İslam’ın her emri ve yasağı bu hakikatten haber veriyor. Bunlardan sadece birkaç misal:

Mesela, oruç tutmanın tıp yönünden birçok faydaları var. Bütün bu faydalar orucun hikmet yönüdür. “Oruç niçin tutulur?” sualinin cevabı, sanıldığı gibi bu faydalar değildir. "Oruç, Allah’ın bir emri olduğu için tutulur." Bu ibadetin belli bir ayı vardır: Ramazan.

Bir kimse, ramazan dışında on bir ay nafile oruç tutsa da ramazanda tutmasa, bu ibadeti yerine getirmiş olmaz. Eğer mesele sadece orucun hikmet yönü, yâni faydaları olsa, bu ikinci halde fayda on katına çıkmıştır, ama farz olan oruç hâlâ tutulmamıştır.

Yine orucun belli bir başlama ve bitiş vakti vardır. Kişi, orucuna imsak girdikten hemen sonra başlasa da, iftarını yatsıdan birkaç saat sonra yapsa bile orucu makbul olmaz. Daha fazla bir süre aç kalmıştır, ama oruç tutmamıştır. Hikmet fazlasıyla tamam olsa bile, illet kaybolduğundan bu ibadet makbul sayılmaz.

Oruç tıbbi faydaları için tutulmadığı gibi, içki içmek de tıbbi zararları için haram değildir.

Evet, ibadetin dâîsi ve asıl sebebi Allah’ın emir ve yasağı oluyor. Hikmet ise dünyadaki birtakım fayda ve maslahatlarıdır. Bu fayda ve hikmetler, zayıflar için ibadetin yapılmasında bir kolaylık, bir teşvik için Allah tarafından ihdas edilmiş şeylerdir. Biz bu fayda ve hikmetleri, ibadetin illeti, yani asıl sebebi yerine koyarsak, o zaman ibadet, dünyevî fayda ve hikmetleri elde etmek için bir vasıta hâline dönüşür ki, bu da ihlas ve samimiyete yakışmaz. Ve Allah katında da makbul sayılmaz.

İbadetin asıl sebebi Allah’ın emir ve yasaklamasıdır. Neticesi ise, Allah’ın rızasını elde etmektir. Semere ve meyvesi ise ahirette cennettir. Yoksa dünyevî bir takım fayda ve hikmetler değildir.

Kişi, namazı dünyevî işlerim iyi gitsin diye kılsa, bu namaz Allah katında kıymetsizdir. İhlas’a uygun bir namaz değildir. Ama dünyevî fayda ve hikmetler illet yerine konulmamak şartı ile zayıf ve yeni alışanlar için, teşvik ve teşci’ için istimal edilebilir.

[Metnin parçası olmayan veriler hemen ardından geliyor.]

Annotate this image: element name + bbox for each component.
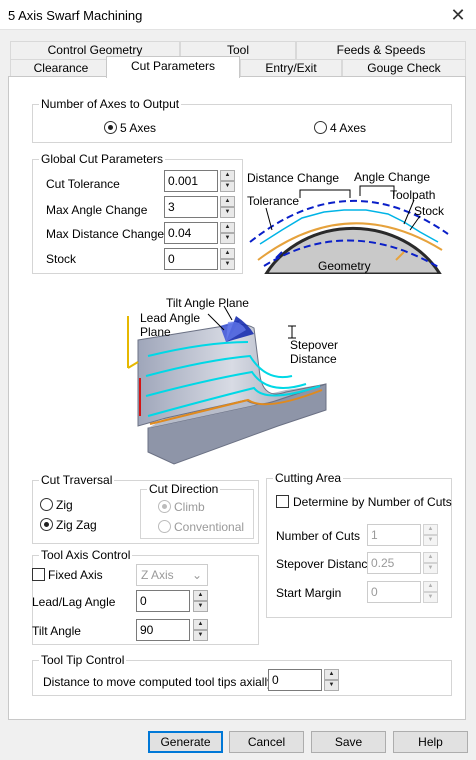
stepover-distance-label: Stepover Distance (276, 557, 375, 571)
lead-angle-plane-text-1: Lead Angle (140, 311, 200, 325)
lead-lag-input[interactable]: 0 (136, 590, 190, 612)
generate-button[interactable]: Generate (148, 731, 223, 753)
radio-zig-label: Zig (56, 498, 73, 512)
tool-axis-title: Tool Axis Control (41, 548, 131, 562)
max-distance-change-spinner[interactable]: ▲ ▼ (220, 222, 235, 244)
max-angle-change-input[interactable]: 3 (164, 196, 218, 218)
cutting-area-title: Cutting Area (275, 471, 342, 485)
start-margin-spinner[interactable]: ▲ ▼ (423, 581, 438, 603)
cancel-button[interactable]: Cancel (229, 731, 304, 753)
cut-traversal-title: Cut Traversal (41, 473, 113, 487)
cut-tolerance-input[interactable]: 0.001 (164, 170, 218, 192)
fixed-axis-checkbox[interactable] (32, 568, 45, 581)
geometry-text: Geometry (318, 259, 371, 273)
tilt-angle-label: Tilt Angle (32, 624, 81, 638)
radio-climb[interactable] (158, 500, 171, 513)
determine-by-cuts-label: Determine by Number of Cuts (293, 495, 452, 509)
toolpath-diagram: Distance Change Angle Change Tolerance T… (247, 170, 449, 274)
toolpath-text: Toolpath (390, 188, 435, 202)
lead-lag-label: Lead/Lag Angle (32, 595, 116, 609)
save-button[interactable]: Save (311, 731, 386, 753)
radio-climb-label: Climb (174, 500, 205, 514)
fixed-axis-label: Fixed Axis (48, 568, 103, 582)
lead-angle-plane-text-2: Plane (140, 325, 171, 339)
cut-tolerance-spinner[interactable]: ▲ ▼ (220, 170, 235, 192)
global-cut-title: Global Cut Parameters (41, 152, 164, 166)
help-button[interactable]: Help (393, 731, 468, 753)
tab-gouge-check[interactable]: Gouge Check (342, 59, 466, 77)
stepover-distance-spinner[interactable]: ▲ ▼ (423, 552, 438, 574)
distance-bracket (299, 189, 351, 198)
stock-input[interactable]: 0 (164, 248, 218, 270)
stepover-distance-input[interactable]: 0.25 (367, 552, 421, 574)
radio-zig[interactable] (40, 498, 53, 511)
radio-4-axes[interactable] (314, 121, 327, 134)
cut-direction-title: Cut Direction (149, 482, 219, 496)
tool-tip-title: Tool Tip Control (41, 653, 125, 667)
radio-4-axes-label: 4 Axes (330, 121, 367, 135)
max-distance-change-input[interactable]: 0.04 (164, 222, 218, 244)
radio-conventional[interactable] (158, 520, 171, 533)
chevron-down-icon: ⌄ (191, 568, 202, 582)
tilt-angle-input[interactable]: 90 (136, 619, 190, 641)
cut-tolerance-label: Cut Tolerance (46, 177, 120, 191)
tool-tip-label: Distance to move computed tool tips axia… (43, 675, 290, 689)
axes-output-group: Number of Axes to Output (32, 98, 452, 143)
max-angle-change-spinner[interactable]: ▲ ▼ (220, 196, 235, 218)
start-margin-label: Start Margin (276, 586, 342, 600)
axis-select[interactable]: Z Axis ⌄ (136, 564, 208, 586)
stepover-text-2: Distance (290, 352, 337, 366)
max-angle-change-label: Max Angle Change (46, 203, 148, 217)
tool-tip-spinner[interactable]: ▲ ▼ (324, 669, 339, 691)
stock-label: Stock (46, 252, 77, 266)
number-of-cuts-label: Number of Cuts (276, 529, 361, 543)
radio-zig-zag[interactable] (40, 518, 53, 531)
angle-bracket (359, 185, 395, 196)
swarf-diagram: Tilt Angle Plane Lead Angle Plane Stepov… (127, 296, 338, 465)
close-icon[interactable]: ✕ (440, 0, 476, 30)
number-of-cuts-input[interactable]: 1 (367, 524, 421, 546)
tilt-angle-plane-text: Tilt Angle Plane (166, 296, 249, 310)
determine-by-cuts-checkbox[interactable] (276, 495, 289, 508)
window-title: 5 Axis Swarf Machining (8, 8, 143, 23)
angle-change-text: Angle Change (354, 170, 430, 184)
radio-5-axes[interactable] (104, 121, 117, 134)
lead-lag-spinner[interactable]: ▲ ▼ (193, 590, 208, 612)
tilt-angle-spinner[interactable]: ▲ ▼ (193, 619, 208, 641)
max-distance-change-label: Max Distance Change (46, 227, 165, 241)
axis-select-value: Z Axis (141, 568, 174, 582)
start-margin-input[interactable]: 0 (367, 581, 421, 603)
stepover-text-1: Stepover (290, 338, 338, 352)
title-bar: 5 Axis Swarf Machining ✕ (0, 0, 476, 30)
tolerance-text: Tolerance (247, 194, 299, 208)
axes-output-title: Number of Axes to Output (41, 97, 180, 111)
stock-text: Stock (414, 204, 445, 218)
radio-zig-zag-label: Zig Zag (56, 518, 97, 532)
radio-5-axes-label: 5 Axes (120, 121, 157, 135)
radio-conventional-label: Conventional (174, 520, 245, 534)
tab-cut-parameters[interactable]: Cut Parameters (106, 56, 240, 78)
tool-tip-input[interactable]: 0 (268, 669, 322, 691)
tab-feeds-speeds[interactable]: Feeds & Speeds (296, 41, 466, 59)
tab-entry-exit[interactable]: Entry/Exit (240, 59, 342, 77)
distance-change-text: Distance Change (247, 171, 339, 185)
tab-clearance[interactable]: Clearance (10, 59, 112, 77)
number-of-cuts-spinner[interactable]: ▲ ▼ (423, 524, 438, 546)
stock-spinner[interactable]: ▲ ▼ (220, 248, 235, 270)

"Sıddık-ı Ekber (radiyallahü anh) demiştir ki: “Cehennemde vücudum o kadar büyüsün ki, ehl-i imâna yer kalmasın.”

Bediüzzaman, bu gayet ulvî seciyenin bir lem’acığına mazhar olmak için, “Birkaç adamın imânını kurtarmak için Cehenneme girmeye hazırım” diye fedakârlığın şâhikasına yükselmiş ve böyle olduğu, Kur’ân ve İslâmiyetin fedâî ve muhlis bir hâdimi olduğu, seksen senelik hayatının şehadetiyle sabit olmuştur." (Sözler, Konferans)

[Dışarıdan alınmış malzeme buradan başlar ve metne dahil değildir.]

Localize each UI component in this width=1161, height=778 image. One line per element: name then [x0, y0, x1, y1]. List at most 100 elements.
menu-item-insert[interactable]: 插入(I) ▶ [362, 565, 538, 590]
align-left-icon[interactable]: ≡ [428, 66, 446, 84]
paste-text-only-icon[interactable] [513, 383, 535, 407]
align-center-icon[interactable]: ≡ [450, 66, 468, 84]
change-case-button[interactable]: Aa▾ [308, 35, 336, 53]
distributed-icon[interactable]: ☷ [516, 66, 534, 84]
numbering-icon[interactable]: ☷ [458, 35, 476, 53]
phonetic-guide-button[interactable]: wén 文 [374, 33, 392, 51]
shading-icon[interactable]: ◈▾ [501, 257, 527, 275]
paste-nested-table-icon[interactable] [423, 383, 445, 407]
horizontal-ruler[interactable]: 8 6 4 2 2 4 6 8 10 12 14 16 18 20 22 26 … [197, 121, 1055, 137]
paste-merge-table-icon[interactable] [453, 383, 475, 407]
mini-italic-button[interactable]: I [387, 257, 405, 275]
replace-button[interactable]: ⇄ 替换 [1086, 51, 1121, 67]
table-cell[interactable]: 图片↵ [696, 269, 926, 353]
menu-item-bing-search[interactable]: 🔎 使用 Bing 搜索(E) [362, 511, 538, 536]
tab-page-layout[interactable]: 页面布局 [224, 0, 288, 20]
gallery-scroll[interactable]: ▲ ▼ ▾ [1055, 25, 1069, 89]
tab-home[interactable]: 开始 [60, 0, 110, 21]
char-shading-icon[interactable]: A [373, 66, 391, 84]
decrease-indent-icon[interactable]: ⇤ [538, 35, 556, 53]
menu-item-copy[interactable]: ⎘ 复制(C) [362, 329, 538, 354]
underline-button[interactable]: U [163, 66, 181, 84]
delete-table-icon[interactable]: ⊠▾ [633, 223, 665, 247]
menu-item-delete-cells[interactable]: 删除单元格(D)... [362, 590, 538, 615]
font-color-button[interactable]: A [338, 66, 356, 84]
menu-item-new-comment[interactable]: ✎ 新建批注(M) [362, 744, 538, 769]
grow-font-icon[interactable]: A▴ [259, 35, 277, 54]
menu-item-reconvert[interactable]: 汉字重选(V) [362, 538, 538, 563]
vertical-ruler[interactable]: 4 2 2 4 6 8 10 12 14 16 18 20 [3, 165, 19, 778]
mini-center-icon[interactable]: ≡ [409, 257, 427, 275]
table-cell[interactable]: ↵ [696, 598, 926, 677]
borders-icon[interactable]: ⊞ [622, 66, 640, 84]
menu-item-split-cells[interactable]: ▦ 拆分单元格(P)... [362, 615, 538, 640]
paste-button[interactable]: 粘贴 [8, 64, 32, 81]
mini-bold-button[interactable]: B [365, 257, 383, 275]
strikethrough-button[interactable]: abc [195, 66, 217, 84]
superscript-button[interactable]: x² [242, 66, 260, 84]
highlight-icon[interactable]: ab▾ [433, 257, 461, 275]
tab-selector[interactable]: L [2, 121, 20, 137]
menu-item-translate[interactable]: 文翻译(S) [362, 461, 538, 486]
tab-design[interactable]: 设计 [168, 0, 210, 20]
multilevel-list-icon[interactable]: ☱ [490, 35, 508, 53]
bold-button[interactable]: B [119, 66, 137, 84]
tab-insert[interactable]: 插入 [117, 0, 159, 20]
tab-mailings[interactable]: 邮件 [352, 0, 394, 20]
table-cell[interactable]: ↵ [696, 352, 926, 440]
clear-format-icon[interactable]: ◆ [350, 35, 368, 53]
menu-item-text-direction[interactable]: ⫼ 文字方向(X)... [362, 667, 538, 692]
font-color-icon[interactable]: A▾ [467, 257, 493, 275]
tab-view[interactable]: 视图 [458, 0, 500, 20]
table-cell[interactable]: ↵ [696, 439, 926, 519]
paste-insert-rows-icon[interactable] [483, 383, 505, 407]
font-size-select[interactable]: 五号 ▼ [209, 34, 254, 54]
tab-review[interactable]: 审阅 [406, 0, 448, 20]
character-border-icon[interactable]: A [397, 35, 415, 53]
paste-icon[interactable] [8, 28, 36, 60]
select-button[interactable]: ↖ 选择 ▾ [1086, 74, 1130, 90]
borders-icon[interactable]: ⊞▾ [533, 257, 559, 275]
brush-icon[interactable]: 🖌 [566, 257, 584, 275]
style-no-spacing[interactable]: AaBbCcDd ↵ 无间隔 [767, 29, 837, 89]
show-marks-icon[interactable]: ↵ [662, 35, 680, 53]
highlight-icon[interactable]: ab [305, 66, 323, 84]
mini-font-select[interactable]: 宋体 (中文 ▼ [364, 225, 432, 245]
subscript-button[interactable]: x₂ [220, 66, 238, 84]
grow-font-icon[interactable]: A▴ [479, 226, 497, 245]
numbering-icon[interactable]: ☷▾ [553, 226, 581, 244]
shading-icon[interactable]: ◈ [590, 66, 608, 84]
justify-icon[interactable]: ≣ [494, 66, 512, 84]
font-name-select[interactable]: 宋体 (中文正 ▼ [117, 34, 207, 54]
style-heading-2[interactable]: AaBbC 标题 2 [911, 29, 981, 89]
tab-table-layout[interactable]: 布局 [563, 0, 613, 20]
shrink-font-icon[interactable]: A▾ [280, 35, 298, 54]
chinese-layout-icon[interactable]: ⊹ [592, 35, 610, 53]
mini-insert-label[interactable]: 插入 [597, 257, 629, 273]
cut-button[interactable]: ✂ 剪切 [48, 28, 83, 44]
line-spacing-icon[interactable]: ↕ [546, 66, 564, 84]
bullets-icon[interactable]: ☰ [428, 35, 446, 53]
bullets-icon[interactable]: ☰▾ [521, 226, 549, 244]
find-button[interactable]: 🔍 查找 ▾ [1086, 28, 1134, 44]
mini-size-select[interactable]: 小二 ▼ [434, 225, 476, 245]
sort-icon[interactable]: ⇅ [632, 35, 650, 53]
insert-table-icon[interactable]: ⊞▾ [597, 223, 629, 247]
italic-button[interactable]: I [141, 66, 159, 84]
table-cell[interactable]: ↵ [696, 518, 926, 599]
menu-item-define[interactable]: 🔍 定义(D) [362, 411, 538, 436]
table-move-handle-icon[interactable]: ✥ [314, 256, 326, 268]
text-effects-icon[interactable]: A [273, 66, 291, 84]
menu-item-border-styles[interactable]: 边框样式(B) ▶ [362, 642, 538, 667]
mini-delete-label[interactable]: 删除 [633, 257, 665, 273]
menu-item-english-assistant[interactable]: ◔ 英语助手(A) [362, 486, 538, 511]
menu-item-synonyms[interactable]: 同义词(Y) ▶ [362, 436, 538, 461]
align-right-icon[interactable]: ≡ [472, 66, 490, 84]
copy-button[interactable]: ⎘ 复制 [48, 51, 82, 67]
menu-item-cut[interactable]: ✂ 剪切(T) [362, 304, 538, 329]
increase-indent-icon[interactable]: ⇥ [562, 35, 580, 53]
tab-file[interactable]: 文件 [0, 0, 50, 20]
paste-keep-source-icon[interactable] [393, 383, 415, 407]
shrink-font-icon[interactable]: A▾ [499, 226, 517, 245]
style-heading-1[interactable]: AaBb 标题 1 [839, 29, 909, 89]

Hz. Ebu Bekir (ra) ve Üstad'ın kemal-i şefkatlerinin tezahürü olan o sözlerinde bir hata, bir sehiv yoktur. Ama bizim anlayışımızda bir hata, bir sehiv olabilir. Bu hatayı tashih için bir iki noktasına işaret edelim:

Birinci Nokta: Nasıl bir anne ve baba, evladına olan şefkatinden dolayı, hayatını feda ediyor. Hatta bütün sermayesi hayatı olan basit bir hayvan dahi, yavrusu için kendini feda ediyor. Aynen bunun gibi, Hz. Ebu Bekir (r.a) ve Üstad Hazretleri gibi kâmil iman sahipleri, imandan gelen şefkatinden dolayı, iman kardeşlerinin cehenneme girmesine rıza göstermiyor. Bu durum, şefkatin yüksek halini, bu cümlelerle ifade ediyor. "Anne, evladının dünyası için ateşe atlar..." cümlesi nasıl mübalağa ve hata değilse, o zatların da o sözleri aynı hakikattir.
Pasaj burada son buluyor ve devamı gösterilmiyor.